The second reason is that Republicans are
setting a precedent which, if followed, would make America ungovernable. Voters
have seen fit to give their party control of one arm of government—the House of
Representatives—while handing the Democrats the White House and the Senate. If
a party with such a modest electoral mandate threatens to shut down government
unless the other side repeals a law it does not like, apparently settled
legislation will always be vulnerable to repeal by the minority. Washington
will be permanently paralysed and America condemned to chronic uncertainty.
It gets worse.
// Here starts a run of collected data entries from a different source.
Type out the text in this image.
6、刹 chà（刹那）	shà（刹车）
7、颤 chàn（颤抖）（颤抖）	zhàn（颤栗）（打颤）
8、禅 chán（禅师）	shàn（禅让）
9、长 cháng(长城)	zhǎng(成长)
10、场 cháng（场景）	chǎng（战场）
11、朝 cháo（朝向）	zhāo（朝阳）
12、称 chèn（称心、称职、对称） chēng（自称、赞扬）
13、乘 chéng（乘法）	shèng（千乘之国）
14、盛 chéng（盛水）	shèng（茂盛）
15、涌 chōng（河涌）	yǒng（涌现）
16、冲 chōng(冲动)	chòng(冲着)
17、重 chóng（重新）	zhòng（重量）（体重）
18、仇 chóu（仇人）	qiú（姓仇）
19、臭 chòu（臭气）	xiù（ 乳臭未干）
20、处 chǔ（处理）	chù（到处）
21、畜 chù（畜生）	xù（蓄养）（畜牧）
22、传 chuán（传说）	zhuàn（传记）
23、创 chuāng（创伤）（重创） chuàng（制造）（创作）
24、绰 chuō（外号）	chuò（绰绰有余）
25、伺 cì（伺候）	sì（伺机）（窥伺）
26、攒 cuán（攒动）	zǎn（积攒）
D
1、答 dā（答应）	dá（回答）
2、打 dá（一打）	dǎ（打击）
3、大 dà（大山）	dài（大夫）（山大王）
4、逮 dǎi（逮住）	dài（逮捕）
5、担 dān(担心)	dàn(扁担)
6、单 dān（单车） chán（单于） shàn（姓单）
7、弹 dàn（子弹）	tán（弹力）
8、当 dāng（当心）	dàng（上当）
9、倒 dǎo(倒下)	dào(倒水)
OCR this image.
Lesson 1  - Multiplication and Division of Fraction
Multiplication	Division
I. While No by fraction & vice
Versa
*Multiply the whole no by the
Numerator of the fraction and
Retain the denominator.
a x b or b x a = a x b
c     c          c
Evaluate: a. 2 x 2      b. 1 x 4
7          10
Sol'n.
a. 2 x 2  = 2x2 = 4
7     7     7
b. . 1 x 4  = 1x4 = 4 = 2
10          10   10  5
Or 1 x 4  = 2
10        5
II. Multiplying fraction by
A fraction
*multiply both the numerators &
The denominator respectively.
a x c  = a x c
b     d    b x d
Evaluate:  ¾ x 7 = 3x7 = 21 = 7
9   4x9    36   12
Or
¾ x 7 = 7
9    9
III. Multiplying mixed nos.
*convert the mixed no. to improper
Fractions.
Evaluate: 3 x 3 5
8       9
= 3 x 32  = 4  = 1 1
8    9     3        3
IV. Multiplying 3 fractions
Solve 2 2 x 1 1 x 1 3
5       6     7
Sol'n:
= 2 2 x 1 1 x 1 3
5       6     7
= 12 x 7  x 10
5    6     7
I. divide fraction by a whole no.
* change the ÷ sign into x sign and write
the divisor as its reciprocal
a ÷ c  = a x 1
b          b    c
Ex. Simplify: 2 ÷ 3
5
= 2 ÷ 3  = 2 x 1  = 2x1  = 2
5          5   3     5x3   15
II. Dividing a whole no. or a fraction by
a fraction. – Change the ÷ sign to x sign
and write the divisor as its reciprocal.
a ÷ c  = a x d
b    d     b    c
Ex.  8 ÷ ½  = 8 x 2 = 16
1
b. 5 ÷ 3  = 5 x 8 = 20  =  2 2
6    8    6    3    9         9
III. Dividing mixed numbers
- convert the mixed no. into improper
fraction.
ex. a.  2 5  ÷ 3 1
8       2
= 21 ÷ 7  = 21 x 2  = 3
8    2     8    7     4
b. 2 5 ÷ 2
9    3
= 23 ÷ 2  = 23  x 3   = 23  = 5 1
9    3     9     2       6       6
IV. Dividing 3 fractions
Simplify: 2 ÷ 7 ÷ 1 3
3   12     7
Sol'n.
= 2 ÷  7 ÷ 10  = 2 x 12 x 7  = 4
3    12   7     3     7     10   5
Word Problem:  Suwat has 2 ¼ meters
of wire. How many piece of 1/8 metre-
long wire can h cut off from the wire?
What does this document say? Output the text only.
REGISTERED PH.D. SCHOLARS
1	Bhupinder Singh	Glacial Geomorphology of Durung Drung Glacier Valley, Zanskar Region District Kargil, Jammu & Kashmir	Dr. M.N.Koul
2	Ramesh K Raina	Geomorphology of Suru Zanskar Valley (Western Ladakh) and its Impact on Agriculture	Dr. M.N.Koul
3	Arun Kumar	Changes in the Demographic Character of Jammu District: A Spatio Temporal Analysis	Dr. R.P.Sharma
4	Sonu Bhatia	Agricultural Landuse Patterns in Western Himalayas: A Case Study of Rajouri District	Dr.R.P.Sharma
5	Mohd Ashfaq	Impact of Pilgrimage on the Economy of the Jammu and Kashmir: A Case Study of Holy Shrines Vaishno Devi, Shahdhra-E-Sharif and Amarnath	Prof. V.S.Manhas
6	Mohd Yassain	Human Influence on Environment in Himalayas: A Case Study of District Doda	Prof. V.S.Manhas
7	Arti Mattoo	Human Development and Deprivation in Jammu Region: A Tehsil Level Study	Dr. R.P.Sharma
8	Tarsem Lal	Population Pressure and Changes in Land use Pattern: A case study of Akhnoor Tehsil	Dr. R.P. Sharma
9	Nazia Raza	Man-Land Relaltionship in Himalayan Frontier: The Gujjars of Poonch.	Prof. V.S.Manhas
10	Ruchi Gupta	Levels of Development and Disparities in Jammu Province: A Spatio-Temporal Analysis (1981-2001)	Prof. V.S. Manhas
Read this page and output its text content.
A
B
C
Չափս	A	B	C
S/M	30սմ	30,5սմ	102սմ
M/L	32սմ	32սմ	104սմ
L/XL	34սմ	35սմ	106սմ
Later this month the federal
government will reach its legal borrowing limit, known as the “debt ceiling”.
Unless Congress raises that ceiling, Uncle Sam will soon be unable to pay all
his bills. In other words, unless the two parties can work together, America
will have to choose which of its obligations not to honour. It could slash
spending so deeply that it causes a recession. Or it could default on its
debts, which would be even worse, and unimaginably more harmful than a mere
government shutdown. No one in Washington is that crazy, surely?
Step back from the edge
America enjoys the “exorbitant privilege”
of printing the world’s reserve currency. Its government debt is considered a
safe haven, which is why Uncle Sam can borrow so much, so cheaply. America will
not lose these advantages overnight. But anything that undermines its
creditworthiness—as the farce in Washington surely does—risks causing untold
damage in the future. It is not just that America would have to pay more to
borrow. The repercussions of an American default would be both global and
unpredictable.
It would threaten financial markets. Since
American Treasuries are very liquid and safe, they are widely used as
collateral. They are more than 30% of the collateral that financial
institutions such as investment banks use to borrow in the $2 trillion
“tri-party repo” market, a source of overnight funding. A default could trigger
demands by lenders for more or different collateral; that might cause a
financial heart attack like the one prompted by the collapse of Lehman Brothers
in 2008. In short, even if Obamacare were as bad as tea-party types say it is
(see Lexington),
it would still be reckless to use the debt ceiling as a bargaining chip to
repeal it, as some Republicans suggest.
What can be done? In the short term, House
Republicans need to get their priorities straight. They should pass a clean
budget resolution without trying to refight old battles over Obamacare. They
should also vote to raise the debt ceiling (or better yet, abolish it). If
Obamacare really does turn out to be a flop and Republicans win the presidency
and the Senate in 2016, they can repeal it through the normal legislative
process.
In the longer term, America needs to tackle
polarisation. The problem is especially acute in the House, because many states
let politicians draw their own electoral maps. Unsurprisingly, they tend to
draw ultra-safe districts for themselves. This means that a typical congressman
has no fear of losing a general election but is terrified of a primary
challenge. Many therefore pander to extremists on their own side rather than
forging sensible centrist deals with the other. This is no way to run a
country. Electoral reforms, such as letting independent commissions draw
district boundaries, would not suddenly make America governable, but they would
help. It is time for less cliff-hanging, and more common sense.